‘When We Were Happy We Had Other Names’ by Yiyun Li

When We Were Happy We Had Other Names by Yiyun Li, 2018

The magic trick:

Building the protagonist’s feelings of grief through a web of other pain and loss

Y is for Yiyun.

This one reminds me a little bit of “My Father’s Friends” by William Maxwell. In it, our narrator processes his father’s death through visits with some of his father’s friends. They refract the light back onto his own feelings for and understanding of his father.

Here, Li does something similar. A middle-aged mother processes her teenage son’s death by creating a spreadsheet of people she’s known in her life who have died. The exercise leads her down several memory rabbit holes. Her grief leads to a more nuanced, more felt emotion for her late grandfather, which in turn helps her better grieve for her son.

Like the Maxwell story, we see death as a web of connections and emotions.

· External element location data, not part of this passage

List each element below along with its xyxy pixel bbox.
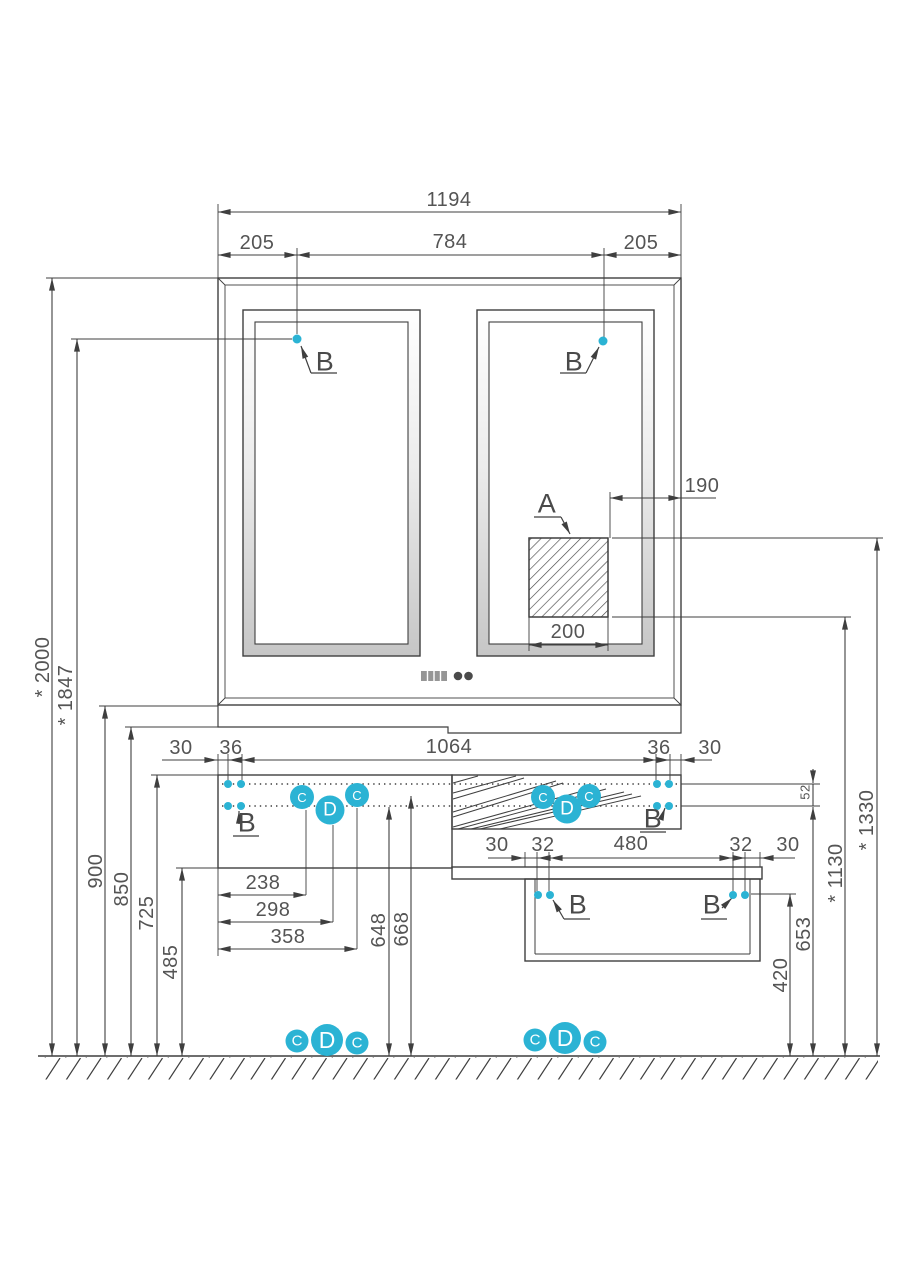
dim-mirror-spacing: 784 [433,232,468,252]
marker-b-mirror-left: B [316,349,335,376]
power-button-icon [454,672,463,681]
fitting-marker-d: D [311,1024,343,1056]
dim-mirror-offset-right: 205 [624,233,659,253]
marker-b-mirror-right: B [565,349,584,376]
clock-display [421,671,473,681]
installation-drawing: 1194 205 784 205 190 200 A B B 30 36 106… [0,0,900,1273]
fitting-marker-d: D [549,1022,581,1054]
dim-cabinet-row-30r: 30 [698,738,721,758]
dim-cabinet-row-36r: 36 [647,738,670,758]
dim-cabinet-row-30l: 30 [169,738,192,758]
dim-gap-52: 52 [799,784,812,799]
floor [38,1056,880,1080]
fitting-marker-c: C [584,1031,607,1054]
dim-height-900: 900 [86,854,106,889]
dim-drawer-238: 238 [246,873,281,893]
dim-lower-row-30r: 30 [776,835,799,855]
light-button-icon [464,672,473,681]
dim-height-1847: * 1847 [56,665,76,726]
dim-height-420: 420 [771,958,791,993]
dim-height-485: 485 [161,945,181,980]
fitting-marker-c: C [577,784,601,808]
marker-b-vanity-right: B [644,806,663,833]
dim-height-850: 850 [112,872,132,907]
dim-drawer-358: 358 [271,927,306,947]
dim-total-width: 1194 [426,190,471,210]
dim-cabinet-row-36l: 36 [219,738,242,758]
dim-height-1130: * 1130 [826,843,846,902]
dim-height-648: 648 [369,913,389,948]
fitting-marker-c: C [290,785,314,809]
marker-b-lower-left: B [569,892,588,919]
fitting-marker-c: C [345,783,369,807]
dim-drawer-298: 298 [256,900,291,920]
outlet-zone [529,538,608,617]
fitting-marker-c: C [346,1032,369,1055]
dim-cabinet-row-1064: 1064 [426,737,473,757]
fitting-marker-d: D [316,796,345,825]
fitting-marker-c: C [531,785,555,809]
marker-a-outlet: A [538,491,557,518]
dim-outlet-offset: 190 [685,476,720,496]
dim-height-725: 725 [137,896,157,931]
fitting-marker-c: C [524,1029,547,1052]
dim-lower-row-32r: 32 [729,835,752,855]
vanity-cabinet [218,775,681,868]
dim-height-1330: * 1330 [857,790,877,851]
dim-lower-row-30l: 30 [485,835,508,855]
extension-lines [46,204,883,956]
dim-height-653: 653 [794,917,814,952]
dim-lower-row-480: 480 [614,834,649,854]
dim-lower-row-32l: 32 [531,835,554,855]
dim-height-668: 668 [392,912,412,947]
marker-b-lower-right: B [703,892,722,919]
fitting-marker-c: C [286,1030,309,1053]
dim-mirror-offset-left: 205 [240,233,275,253]
marker-b-vanity-left: B [238,810,257,837]
dim-outlet-width: 200 [551,622,586,642]
dim-height-2000: * 2000 [33,637,53,698]
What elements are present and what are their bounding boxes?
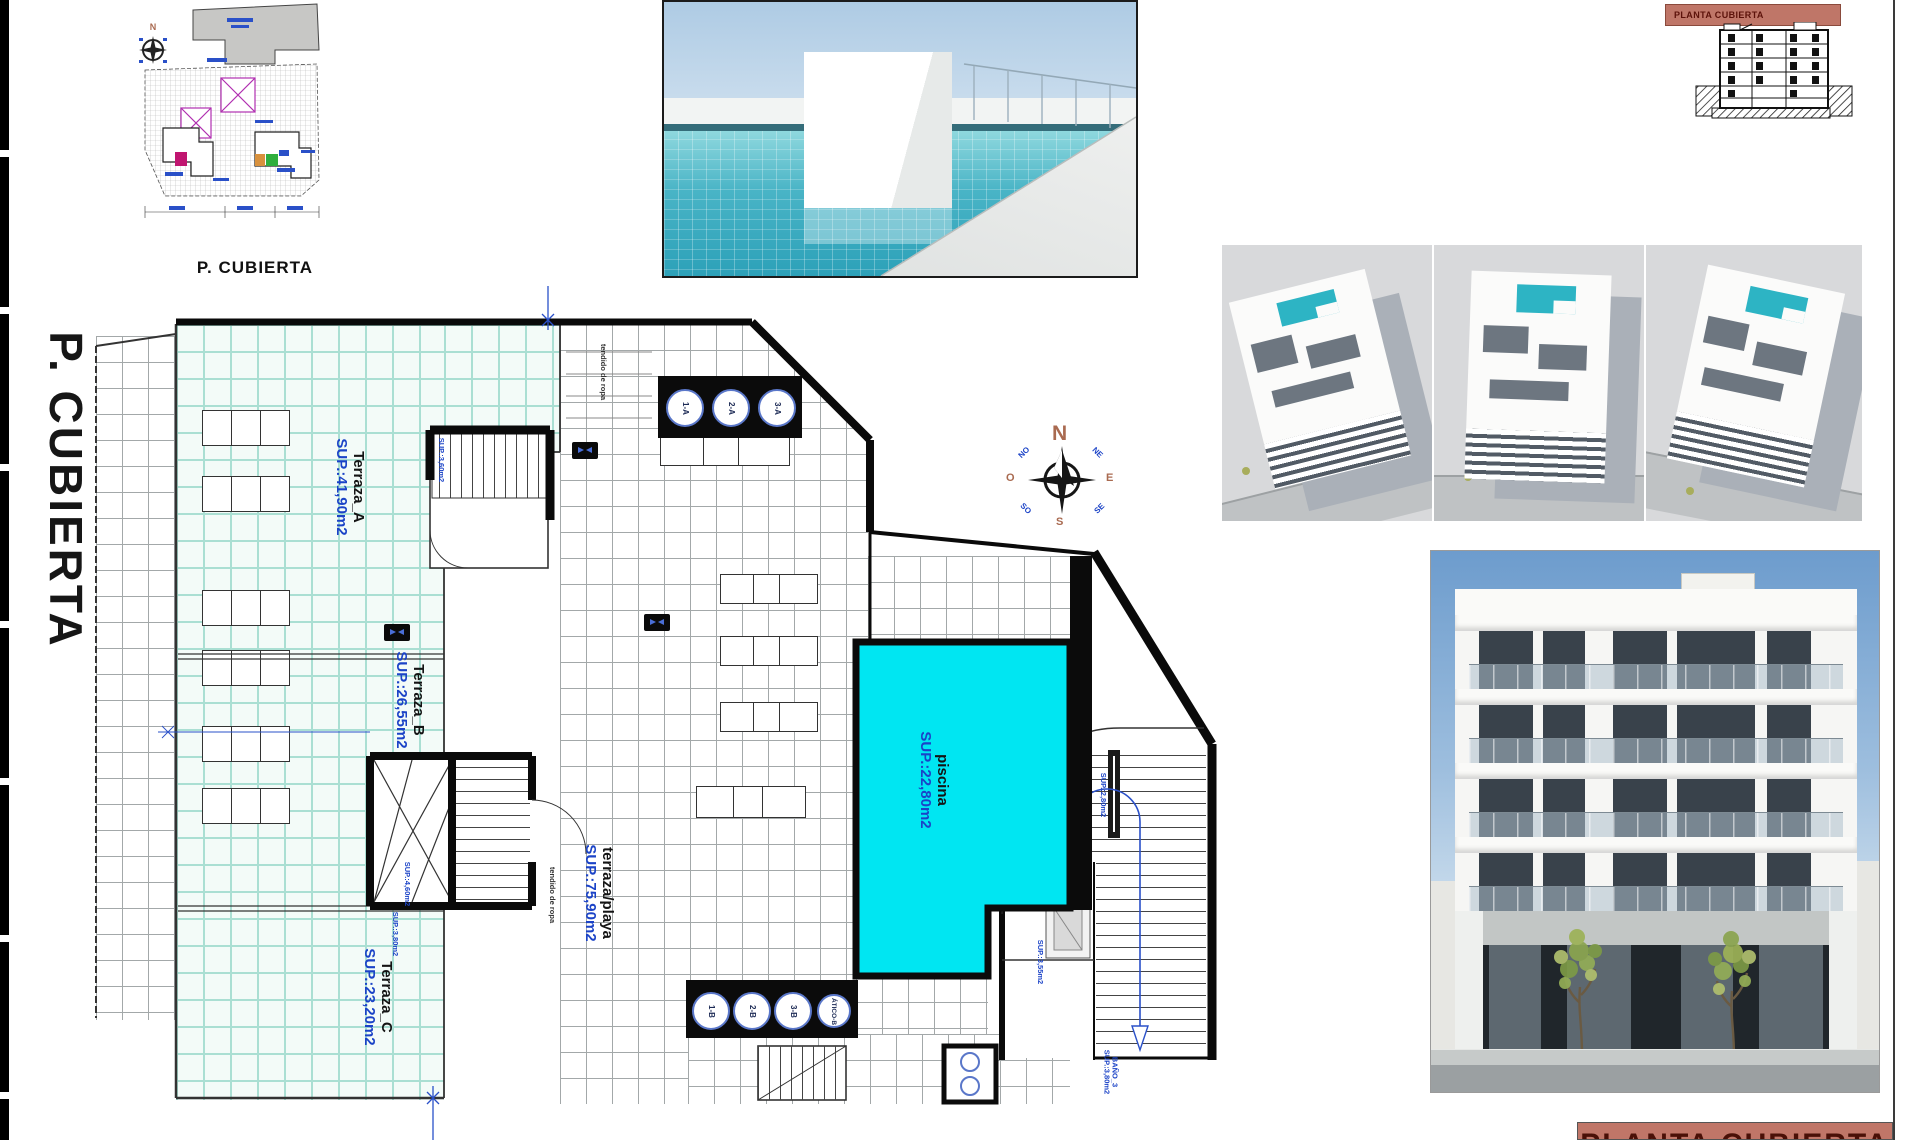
terraza-b-label: Terraza_BSUP.:26,55m2 — [392, 651, 426, 748]
ac-unit-icon — [644, 614, 670, 631]
compass-o: O — [1006, 472, 1015, 484]
photo-railing — [664, 2, 1136, 276]
core-b-sup2-label: SUP.:3,80m2 — [391, 912, 399, 956]
roof-pool — [1276, 289, 1339, 327]
bench — [720, 636, 818, 666]
road — [1431, 1065, 1879, 1093]
ac-unit-icon — [448, 496, 474, 513]
key-color-green — [266, 154, 278, 166]
parapet — [1455, 589, 1857, 616]
bench — [720, 574, 818, 604]
key-color-magenta — [175, 152, 187, 166]
glass-balustrade — [1469, 738, 1843, 763]
core-b-sup1-label: SUP.:4,60m2 — [403, 862, 411, 906]
glass-balustrade — [1469, 812, 1843, 837]
skylight-3b: 3-B — [774, 992, 812, 1030]
terrace-a-tile — [444, 324, 560, 452]
bano-label: BAÑO_3SUP.:3,80m2 — [1102, 1050, 1119, 1094]
planter — [202, 410, 290, 446]
planter — [202, 726, 290, 762]
drawing-sheet: { "colors":{"plan_blue":"#1b43c7","pool_… — [0, 0, 1920, 1140]
neighbor-building — [1431, 881, 1455, 1049]
facade-building — [1455, 589, 1857, 1049]
aerial-facade — [1464, 429, 1606, 484]
skylight-1a: 1-A — [666, 389, 704, 427]
glass-balustrade — [1469, 664, 1843, 689]
pool-bottom-tile — [856, 976, 988, 1034]
aerial-render-3 — [1646, 245, 1862, 521]
sheet-left-edge — [0, 0, 9, 1140]
floor-row — [1455, 689, 1857, 763]
piscina-label: piscinaSUP.:22,80m2 — [916, 731, 950, 828]
compass-e: E — [1106, 472, 1113, 484]
bench — [696, 786, 806, 818]
compass-rose-icon: N S E O NE SE SO NO — [1008, 424, 1116, 532]
floor-row — [1455, 837, 1857, 911]
skylight-box-top: 1-A 2-A 3-A — [658, 376, 802, 438]
tendido-mid-label: tendido de ropa — [548, 867, 556, 923]
aerial-render-1 — [1222, 245, 1432, 521]
pool-photo — [662, 0, 1138, 278]
key-compass-icon — [139, 36, 167, 64]
bench — [720, 702, 818, 732]
pool-top-tile — [868, 556, 1070, 642]
plan-side-title: P. CUBIERTA — [39, 331, 93, 649]
sidewalk — [1431, 1049, 1879, 1066]
ground-floor — [1455, 911, 1857, 1049]
plan-left-strip — [96, 336, 176, 1020]
key-compass-n: N — [150, 22, 157, 32]
planter — [202, 650, 290, 686]
aerial-building — [1464, 271, 1611, 484]
core-a-sup-label: SUP.:3,60m2 — [437, 438, 445, 482]
building-section-drawing — [1694, 22, 1854, 122]
skylight-3a: 3-A — [758, 389, 796, 427]
floor-row — [1455, 763, 1857, 837]
terraza-a-label: Terraza_ASUP.:41,90m2 — [332, 438, 366, 535]
key-plan: N — [105, 0, 425, 300]
planter — [202, 590, 290, 626]
floor-row — [1455, 615, 1857, 689]
key-plan-title: P. CUBIERTA — [150, 258, 360, 278]
compass-s: S — [1056, 516, 1063, 528]
key-color-orange — [255, 154, 265, 166]
ac-unit-icon — [572, 442, 598, 459]
title-block-label: PLANTA CUBIERTA — [1580, 1128, 1889, 1140]
planter — [202, 788, 290, 824]
section-banner-label: PLANTA CUBIERTA — [1666, 10, 1764, 20]
street-tree — [1527, 903, 1637, 1063]
tendido-top-label: tendido de ropa — [599, 344, 607, 400]
skylight-2a: 2-A — [712, 389, 750, 427]
neighbor-building — [1855, 861, 1879, 1049]
aerial-render-2 — [1434, 245, 1644, 521]
roof-pool — [1745, 286, 1808, 323]
title-block: PLANTA CUBIERTA — [1577, 1122, 1893, 1140]
stair-sup-label: SUP.:2,80m2 — [1099, 773, 1107, 817]
terraza-c-label: Terraza_CSUP.:23,20m2 — [360, 948, 394, 1045]
compass-n: N — [1052, 422, 1067, 446]
key-dim-text — [169, 206, 303, 210]
sheet-right-edge — [1893, 0, 1895, 1140]
key-solarium-area — [193, 4, 319, 64]
skylight-atico-b: ÁTICO-B — [817, 994, 851, 1028]
ac-unit-icon — [384, 624, 410, 641]
skylight-box-bottom: 1-B 2-B 3-B ÁTICO-B — [686, 980, 858, 1038]
skylight-2b: 2-B — [733, 992, 771, 1030]
tree-icon — [1242, 467, 1250, 475]
roof-pool — [1516, 285, 1576, 314]
bottom-tile — [688, 1034, 1070, 1104]
room-sup-label: SUP.:3,55m2 — [1036, 940, 1044, 984]
street-tree — [1679, 907, 1789, 1067]
skylight-1b: 1-B — [692, 992, 730, 1030]
tree-icon — [1686, 487, 1694, 495]
planter — [202, 476, 290, 512]
terraza-playa-label: terraza/playaSUP.:75,90m2 — [581, 844, 615, 941]
facade-render — [1430, 550, 1880, 1093]
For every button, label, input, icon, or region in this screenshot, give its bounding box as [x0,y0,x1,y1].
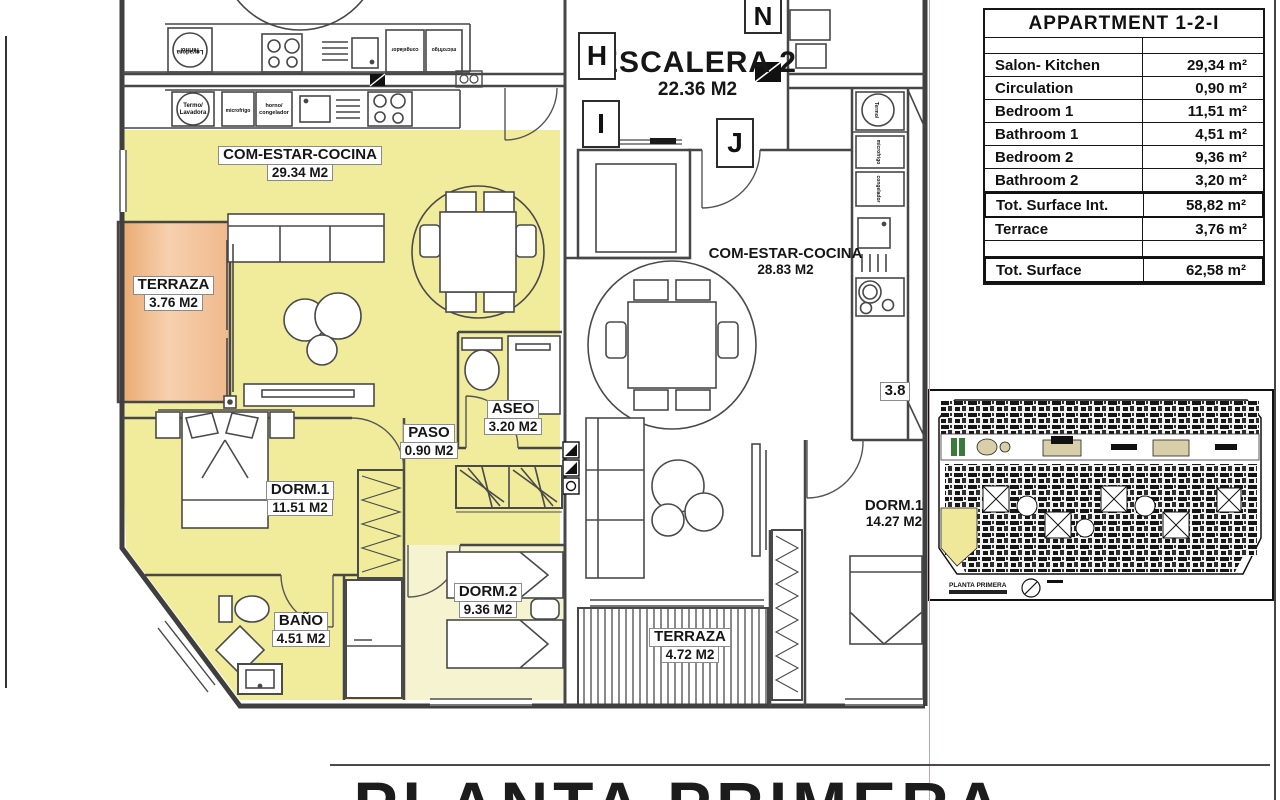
right-living-furniture [586,261,766,606]
table-row-total: Tot. Surface 62,58 m² [984,257,1264,283]
table-row-total-int: Tot. Surface Int. 58,82 m² [984,192,1264,218]
floorplan-sheet: Termo/ Lavadora microfrigo horno/ congel… [0,0,1280,800]
appliance-label: Termo/ [183,103,203,109]
room-name: ASEO [487,400,540,419]
table-row: Bathroom 2 3,20 m² [985,169,1263,192]
table-row: Bedroom 1 11,51 m² [985,100,1263,123]
table-row: Bathroom 1 4,51 m² [985,123,1263,146]
room-name: PASO [403,424,454,443]
appliance-label: horno/ [265,103,283,109]
row-value: 58,82 m² [1144,194,1262,216]
grid-letter-label: N [754,1,773,32]
row-label: Tot. Surface [986,259,1144,281]
row-value: 9,36 m² [1143,146,1263,168]
room-name: TERRAZA [649,628,731,647]
row-label: Salon- Kitchen [985,54,1143,76]
appliance-label: Lavadora [180,110,207,116]
table-row: Bedroom 2 9,36 m² [985,146,1263,169]
table-row: Salon- Kitchen 29,34 m² [985,54,1263,77]
grid-letter-label: H [587,40,607,72]
appliance-label: microfrigo [875,140,881,165]
area-table: APPARTMENT 1-2-I Salon- Kitchen 29,34 m²… [983,8,1265,285]
mini-overview-plan: PLANTA PRIMERA [929,390,1273,600]
room-label-dorm1-right: DORM.1 14.27 M2 [850,498,938,529]
room-label-comestar-left: COM-ESTAR-COCINA 29.34 M2 [212,146,388,181]
appliance-label: congelador [875,176,881,203]
room-name: BAÑO [274,612,328,631]
appliance-label: Lavadora [176,48,203,54]
room-area: 0.90 M2 [400,442,459,459]
sheet-right-border [1274,0,1276,800]
row-value: 29,34 m² [1143,54,1263,76]
row-value: 62,58 m² [1144,259,1262,281]
appliance-label: congelador [259,110,290,116]
room-name: COM-ESTAR-COCINA [218,146,382,165]
room-name: COM-ESTAR-COCINA [705,246,867,263]
room-name: DORM.2 [454,583,522,602]
room-name: ESCALERA 2 [594,46,801,80]
grid-letter-N: N [744,0,782,34]
grid-letter-H: H [578,32,616,80]
room-label-dorm2: DORM.2 9.36 M2 [448,583,528,618]
room-area: 3.8 [880,382,911,401]
room-label-bano: BAÑO 4.51 M2 [262,612,340,647]
row-value: 3,20 m² [1143,169,1263,191]
shaft-icons [563,442,579,494]
appliance-label: congelador [391,46,418,52]
room-label-aseo: ASEO 3.20 M2 [477,400,549,435]
room-name: TERRAZA [133,276,215,295]
table-row: Circulation 0,90 m² [985,77,1263,100]
left-window [118,150,127,212]
room-area: 22.36 M2 [654,79,741,100]
room-area: 4.72 M2 [661,646,720,663]
sheet-divider-line [929,0,930,800]
sheet-title: PLANTA PRIMERA [320,767,1040,800]
room-area: 9.36 M2 [459,601,518,618]
title-block-line [330,764,1270,766]
terrace-left-fill [118,222,230,402]
row-value: 3,76 m² [1143,218,1263,240]
room-area: 29.34 M2 [267,164,333,181]
row-label: Bathroom 1 [985,123,1143,145]
row-value: 4,51 m² [1143,123,1263,145]
grid-letter-I: I [582,100,620,148]
table-row: Terrace 3,76 m² [985,218,1263,241]
table-row-blank [985,241,1263,257]
room-name: DORM.1 [861,498,927,515]
room-label-dorm1-left: DORM.1 11.51 M2 [254,481,346,516]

And that’s quite a trick on Li’s part.

The selection:

All things had seemed in order under that scholar tree. Jiayu was an ordinary child, easily contented; her grandfather, a man with a well-lived life. Life was supposed to be like that, each generation reaching a gracious end when it was their turn. Yet this order, disturbed by Evan’s death, made Jiayu uneasy. If she had taken it for granted that Evan would lead a long and happy life, like her grandfather, could she not have made similar mistakes in blindly taking everything for granted?